Spatial distributions of SOCS

Our study reveals that grassland soils located in wetlands, riverbanks, and forest edges exhibit high levels of SOCS (Fig. 6), which may be attributed to the high soil moisture content in this region. Previous studies have demonstrated a positive correlation between soil moisture content and SOCS (Cheng et al. 2006; Gao et al. 2007; Li et al. 2007), which is consistent with the findings of in the Aba grasslands (Yang et al. 2014). There are several possible reasons for this finding. Firstly, in the surface layer, optimal soil moisture content can influence the uptake and utilization of organic matter and other nutrients by plants (Yu et al. 2019). Secondly, aboveground vegetation and root biomass tend to increase in response to abundant soil moisture (Cong et al. 2016). Lastly, as soil moisture levels rise to optimal thresholds, the decomposition rates of surface litter and shallow-root fine roots accelerate, thereby facilitating the accumulation of SOCS. However, for the subsoil layer, under favorable thermal conditions, soil respiration rates were notably reduced by soil moisture content. Meanwhile, soil respiration decreased under too low or too high soil moisture. In regions typified by high-altitude meadows adjacent to wetlands, riverbanks, and forest boundaries, characterized by sustained high soil moisture levels, soil respiration rates exhibit comparatively slower kinetics compared to lowland grasslands. Consequently, this environment fosters a greater accumulation of deep SOCS (Li et al. 2018; Suh et al. 2009).

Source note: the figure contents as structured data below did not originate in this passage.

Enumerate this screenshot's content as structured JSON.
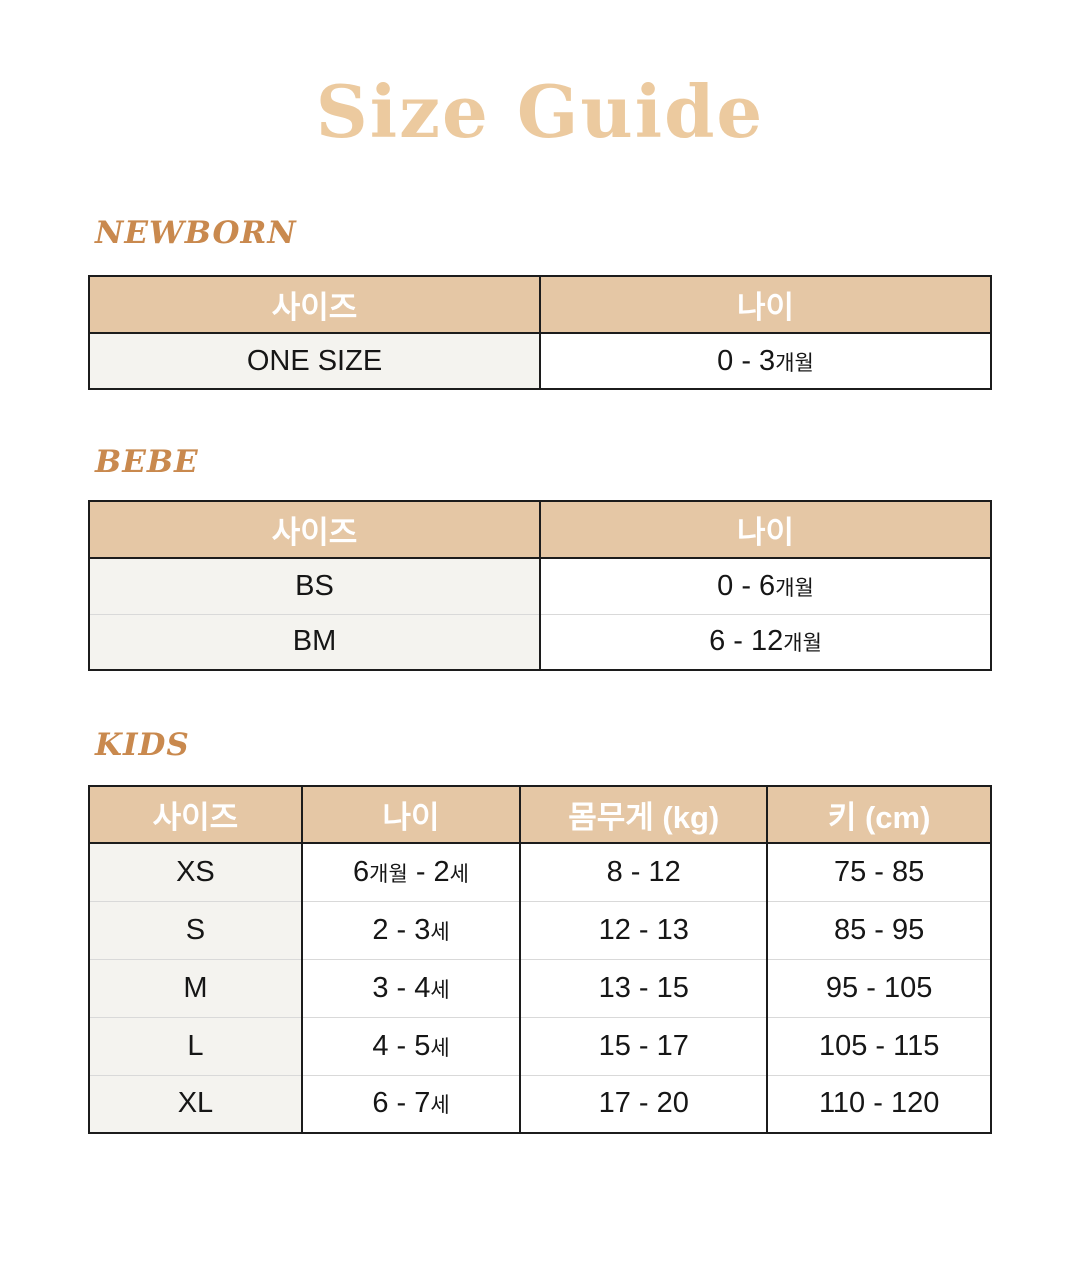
{
  "page": {
    "title": "Size Guide"
  },
  "colors": {
    "title": "#ecca9f",
    "section_heading": "#c9894e",
    "table_header_bg": "#e5c7a5",
    "table_header_text": "#ffffff",
    "first_col_bg": "#f4f3ef",
    "cell_bg": "#ffffff",
    "border_dark": "#1c1c1c",
    "row_divider": "#d9d9d9",
    "body_text": "#161616"
  },
  "sections": [
    {
      "id": "newborn",
      "heading": "NEWBORN",
      "table": {
        "columns": [
          "사이즈",
          "나이"
        ],
        "col_widths": [
          "50%",
          "50%"
        ],
        "rows": [
          [
            [
              {
                "text": "ONE SIZE"
              }
            ],
            [
              {
                "text": "0 - 3"
              },
              {
                "text": "개월",
                "small": true
              }
            ]
          ]
        ]
      }
    },
    {
      "id": "bebe",
      "heading": "BEBE",
      "table": {
        "columns": [
          "사이즈",
          "나이"
        ],
        "col_widths": [
          "50%",
          "50%"
        ],
        "rows": [
          [
            [
              {
                "text": "BS"
              }
            ],
            [
              {
                "text": "0 - 6"
              },
              {
                "text": "개월",
                "small": true
              }
            ]
          ],
          [
            [
              {
                "text": "BM"
              }
            ],
            [
              {
                "text": "6 - 12"
              },
              {
                "text": "개월",
                "small": true
              }
            ]
          ]
        ]
      }
    },
    {
      "id": "kids",
      "heading": "KIDS",
      "table": {
        "columns": [
          "사이즈",
          "나이",
          "몸무게 (kg)",
          "키 (cm)"
        ],
        "col_widths": [
          "23.6%",
          "24.2%",
          "27.4%",
          "24.8%"
        ],
        "rows": [
          [
            [
              {
                "text": "XS"
              }
            ],
            [
              {
                "text": "6"
              },
              {
                "text": "개월",
                "small": true
              },
              {
                "text": " - 2"
              },
              {
                "text": "세",
                "small": true
              }
            ],
            [
              {
                "text": "8 - 12"
              }
            ],
            [
              {
                "text": "75 - 85"
              }
            ]
          ],
          [
            [
              {
                "text": "S"
              }
            ],
            [
              {
                "text": "2 - 3"
              },
              {
                "text": "세",
                "small": true
              }
            ],
            [
              {
                "text": "12 - 13"
              }
            ],
            [
              {
                "text": "85 - 95"
              }
            ]
          ],
          [
            [
              {
                "text": "M"
              }
            ],
            [
              {
                "text": "3 - 4"
              },
              {
                "text": "세",
                "small": true
              }
            ],
            [
              {
                "text": "13 - 15"
              }
            ],
            [
              {
                "text": "95 - 105"
              }
            ]
          ],
          [
            [
              {
                "text": "L"
              }
            ],
            [
              {
                "text": "4 - 5"
              },
              {
                "text": "세",
                "small": true
              }
            ],
            [
              {
                "text": "15 - 17"
              }
            ],
            [
              {
                "text": "105 - 115"
              }
            ]
          ],
          [
            [
              {
                "text": "XL"
              }
            ],
            [
              {
                "text": "6 - 7"
              },
              {
                "text": "세",
                "small": true
              }
            ],
            [
              {
                "text": "17 - 20"
              }
            ],
            [
              {
                "text": "110 - 120"
              }
            ]
          ]
        ]
      }
    }
  ]
}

A recent study further found that decreased soil water content was the direct reason for SOC degradation due to the decline of carbon input from vegetation (Dong et al. 2021). Understanding the relationship between soil moisture content and SOCS had significant implications for land management and carbon sequestration strategies. Because it was difficult to understand SOCS in a short term, soil water content change (easier to measure than SOCS) would be an important indicator for predicting SOCS in the Zoige Plateau. Since the 1950s, due to intensive human disturbance (e.g., drainage) and climate change, the Zoige Plateau suffered from a significant loss of wetland (Wu et al. 2011; Xiang et al. 2009), which had significantly increased soil respiration and decreased SOCS (Bai et al. 2013). In terms of global climate change, conservation efforts targeting towards preserving and restoring wetland areas with high soil moisture content are necessary to preserve regional carbon sequestration service and carbon budget. Therefore, the newly developed SOCS product with a spatial resolution of 10 m has important implications for informed land management and ecological restoration.

Conclusion

In this study, we investigated the spatial and vertical distribution characteristics of SOCS in the Zoige Plateau using Sentinel-1 and Sentinel-2 combining field observations. Our results showed that SOC content had a significant vertical distribution and was generally higher than that of other areas due to high altitude, low temperature and soil microbial activities. The XGBoost algorithm integrating Sentinel-1 and Sentinel-2 images provided satisfactory modeling efficiency of 0.59 in SOCS, which was relatively higher compared to several other studies that used only single satellite image, highlighting the importance of model and satellite images in SOCS prediction. The predicted SOCS displayed a remarkable spatial heterogeneity, and newly developed SOCS map with a fine spatial resolution of 10 m would have important applications in land management, ecological restoration and protection in the Zoige Plateau.